"It will be recalled that in the 1997 elections, the US government failed to assist with funding and logistics to hold the special elections that brought the war to an end. By now calling for the United Nations to assist with the elections, the US is once again giving indications that it does not intend to assist the Independent Elections Commission with funding and logistics. Besides, Liberia is not a mandated territory and strongly objects to any insinuation that an outside agency should supervise the elections. The government welcomes any number of monitors to observe the elections, but not to supervise it.

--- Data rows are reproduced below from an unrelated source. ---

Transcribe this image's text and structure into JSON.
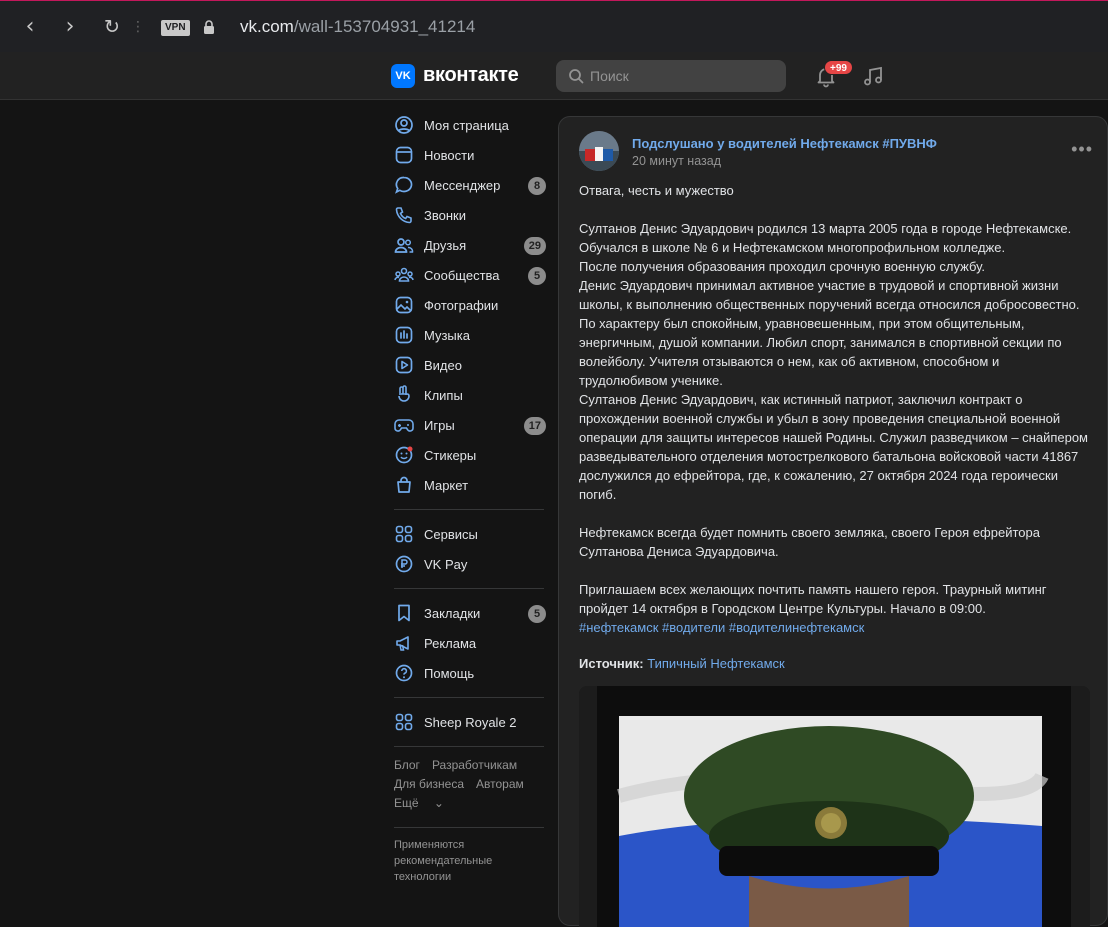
{
  "browser": {
    "vpn": "VPN",
    "url_host": "vk.com",
    "url_path": "/wall-153704931_41214"
  },
  "header": {
    "logo_letter": "VK",
    "brand": "вконтакте",
    "search_placeholder": "Поиск",
    "notifications_badge": "+99"
  },
  "sidebar": {
    "items": [
      {
        "label": "Моя страница",
        "icon": "user-circle-icon"
      },
      {
        "label": "Новости",
        "icon": "news-icon"
      },
      {
        "label": "Мессенджер",
        "icon": "message-icon",
        "count": "8"
      },
      {
        "label": "Звонки",
        "icon": "phone-icon"
      },
      {
        "label": "Друзья",
        "icon": "friends-icon",
        "count": "29"
      },
      {
        "label": "Сообщества",
        "icon": "communities-icon",
        "count": "5"
      },
      {
        "label": "Фотографии",
        "icon": "photo-icon"
      },
      {
        "label": "Музыка",
        "icon": "music-icon"
      },
      {
        "label": "Видео",
        "icon": "video-icon"
      },
      {
        "label": "Клипы",
        "icon": "clips-icon"
      },
      {
        "label": "Игры",
        "icon": "gamepad-icon",
        "count": "17"
      },
      {
        "label": "Стикеры",
        "icon": "sticker-icon"
      },
      {
        "label": "Маркет",
        "icon": "bag-icon"
      }
    ],
    "items2": [
      {
        "label": "Сервисы",
        "icon": "services-icon"
      },
      {
        "label": "VK Pay",
        "icon": "vkpay-icon"
      }
    ],
    "items3": [
      {
        "label": "Закладки",
        "icon": "bookmark-icon",
        "count": "5"
      },
      {
        "label": "Реклама",
        "icon": "megaphone-icon"
      },
      {
        "label": "Помощь",
        "icon": "help-icon"
      }
    ],
    "items4": [
      {
        "label": "Sheep Royale 2",
        "icon": "app-icon"
      }
    ],
    "footer": {
      "blog": "Блог",
      "developers": "Разработчикам",
      "business": "Для бизнеса",
      "authors": "Авторам",
      "more": "Ещё"
    },
    "reco": "Применяются рекомендательные технологии"
  },
  "post": {
    "author": "Подслушано у водителей Нефтекамск #ПУВНФ",
    "time": "20 минут назад",
    "text": "Отвага, честь и мужество\n\nСултанов Денис Эдуардович родился 13 марта 2005 года в городе Нефтекамске. Обучался в школе № 6 и Нефтекамском многопрофильном колледже.\nПосле получения образования проходил срочную военную службу.\nДенис Эдуардович принимал активное участие в трудовой и спортивной жизни школы, к выполнению общественных поручений всегда относился добросовестно. По характеру был спокойным, уравновешенным, при этом общительным, энергичным, душой компании. Любил спорт, занимался в спортивной секции по волейболу. Учителя отзываются о нем, как об активном, способном и трудолюбивом ученике.\nСултанов Денис Эдуардович, как истинный патриот, заключил контракт о прохождении военной службы и убыл в зону проведения специальной военной операции для защиты интересов нашей Родины. Служил разведчиком – снайпером разведывательного отделения мотострелкового батальона войсковой части 41867 дослужился до ефрейтора, где, к сожалению, 27 октября 2024 года героически погиб.\n\nНефтекамск всегда будет помнить своего земляка, своего Героя ефрейтора Султанова Дениса Эдуардовича.\n\nПриглашаем всех желающих почтить память нашего героя. Траурный митинг пройдет 14 октября в Городском Центре Культуры. Начало в 09:00.",
    "hashtags": "#нефтекамск #водители #водителинефтекамск",
    "source_label": "Источник:",
    "source_link": "Типичный Нефтекамск"
  },
  "colors": {
    "accent": "#0077ff",
    "link": "#71aaeb",
    "badge": "#e64646"
  }
}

US-Liberia relations, which way?
In spite of its best efforts to pursue its constructive engagement policy with the United States, the Liberian government is convinced that such initiatives are not being reciprocated. Nevertheless, the US must understand certain truths about Liberia:
1. The Taylor administration is not anti-American.
2. The government and people of Liberia will do nothing to adversely affect American interests in Liberia.
3. The Taylor administration is firmly committed to the free enterprise system, democratic governance, the holding of free and fair elections, the protection of human rights, freedom of the press and the rule of law.
The Liberian government believes that the best way to build confidence and improve relations is that the US and Liberia should be talking to each other, and not at each other through press releases and counter press releases.
The US should endeavour to keep its promises to the government and people of Liberia and not continuously sweep the rug from under our feet. The goal post should not be continually moved every time Liberia accedes to new US demands there appears to be progress on the key issues.
There is a strong sense of frustration among Liberians from all walks of life that the US is not dealing honestly with Liberia, and that her policy lacks consistency. In fact, Liberians are convinced that US policy toward Liberia is really 'no policy', or a 'hands off' policy.
While Liberia is not deterred in pursuing its constructive engagement policy, it must be made clear that it is the responsibility of the government to seek the welfare of the people, maintain peace and stability and discourage any attempt by anyone to drive a wedge in the unity and cohesion of the Liberian population. The United States must therefore strongly reconsider the implications of its intrusive policy as it targets certain disadvantaged groups to institute so-called social and political change. Any misguided change without due process could be disastrous for the future of Liberia as the 1980 ill-advised military coup and the prolonging of the 1990 civil war have proven.
As much as Liberia cherishes its historic relations with the US, the neglect and apathy exhibited by the US towards Liberia is creating widespread anti-American sentiments. Liberians across the board feel betrayed and disappointed over US policy, no matter how many toilets are built in ghettos or how much money is given to local NGOs. The strongest sentiment pervading the consciousness of every Liberian as elections unfold is that America, if you cannot help an old friend, please don't hurt us."
Now, Mr Taylor, what was it that prompted that press release?